Notes Applicable For Series Dates: 4/9/2019 thru 4/11/2019

Manager David Bell and his Cincinnati Reds need to figure out on their day off on Monday how to turn the feistiness and attitude they showed Sunday in a road loss to the Pittsburgh Pirates into wins.

The Reds (1-8) begin a three-game series at home against the Miami Marlins on Tuesday night in a 6:40 ET first pitch.

On the day off, fans likely will be talking about the monster shot hit by first baseman Derek Dietrich that bounced into the Allegheny River on Sunday. Dietrich stood at the plate and watched the prodigious blast instead of at least walking to first base while viewing it.

Pittsburgh starter Chris Archer threw behind Dietrich the next at-bat, and a melee ensued after Archer was issued a warning and allowed to remain in the game. Cincinnati's Yasiel Puig, Amir Garrett and Bell were among the five ejected.

"He had a great day," Bell said of Dietrich, who later banged another ball our of the park for his third career two-homer game. "He performed great today, and it's unfortunate that it's acceptable that they're allowed to try to intentionally hurt one of our players."

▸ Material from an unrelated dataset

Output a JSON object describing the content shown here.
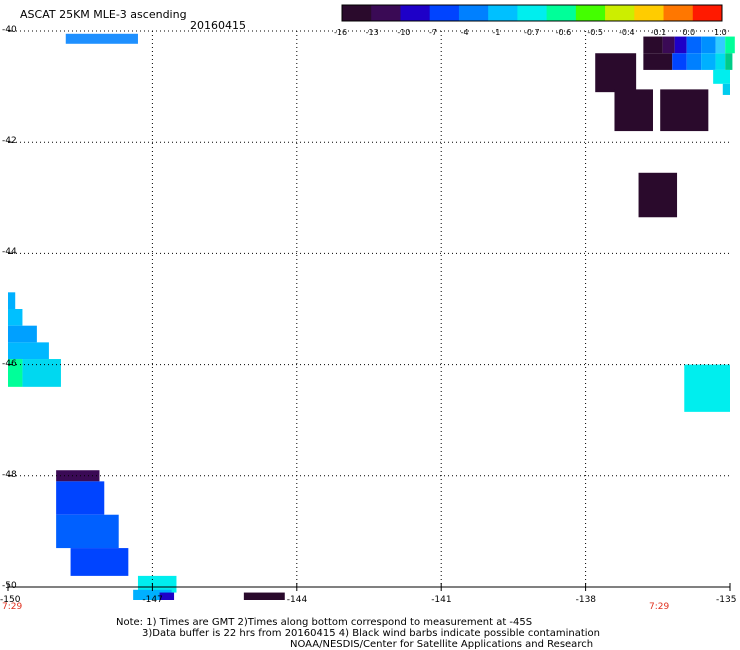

Despite Dietrich's offense, the Reds lost 7-5 on Sunday. And on Tuesday, Bell will send out flame-thrower Luis Castillo - a former Marlins top prospect -- in hopes that the right-hander can break the club's eight-game losing streak. Cincinnati's only win was a 5-3 victory over the Pirates on opening day on March 28.

Castillo (0-1, 1.42) was the Pitcher of the Year in 2016 when he played for Jupiter, Miami's Advanced A affiliate in the Florida State League. The Marlins later traded him - twice - to San Diego and Cincinnati, but the deal with the Padres was nullified when pitcher Colin Rea landed on the IL after his first Miami start.

Castillo, 26, has been outstanding in his two starts this season. In 12.2 innings pitched he has allowed just three hits and two runs while striking out 17. His only downfall has been his control, walking seven and hitting a batter.

Pitching hasn't been the problem for the Reds. They pitching staff is a respectable 12th in team ERA at 3.68 in the major leagues and has surrendered just 32 earned runs, but Cincinnati is last in batting average (.170), runs (21) and hits (49). They have been shut out four times in nine games.

Like Cincinnati, Miami (3-7) is off to a rough start. After splitting a four-game series with the Colorado Rockies at home to open the season, the Marlins were swept in South Florida by the New York Mets and the Braves just once in Atlanta.

"It was actually a pretty good ballgame," said Miami manager Don Mattingly of Sunday's 4-3 walk-off loss. "We get two and make it a game. (Curtis Granderson) hit a big home run in the ninth to tie it."

The Marlins' power has been a big surprise this season.

The club has 11 home runs in its 10 contests. Marlins players hit their first 10 homers in half the amount of games (nine) than it took in the 2018 season (18).

Miami's Jose Urena will make his third start and first on the road, but Cincinnati's hitter-friendly Great American Ball Park might not be the best place for the right-hander to get his season on track.

Urena is 0-2, sports a bloated 10.38 ERA and has not worked through five innings in either start. He has been knocked around hard, allowing 16 hits and a homer in 8.2 innings.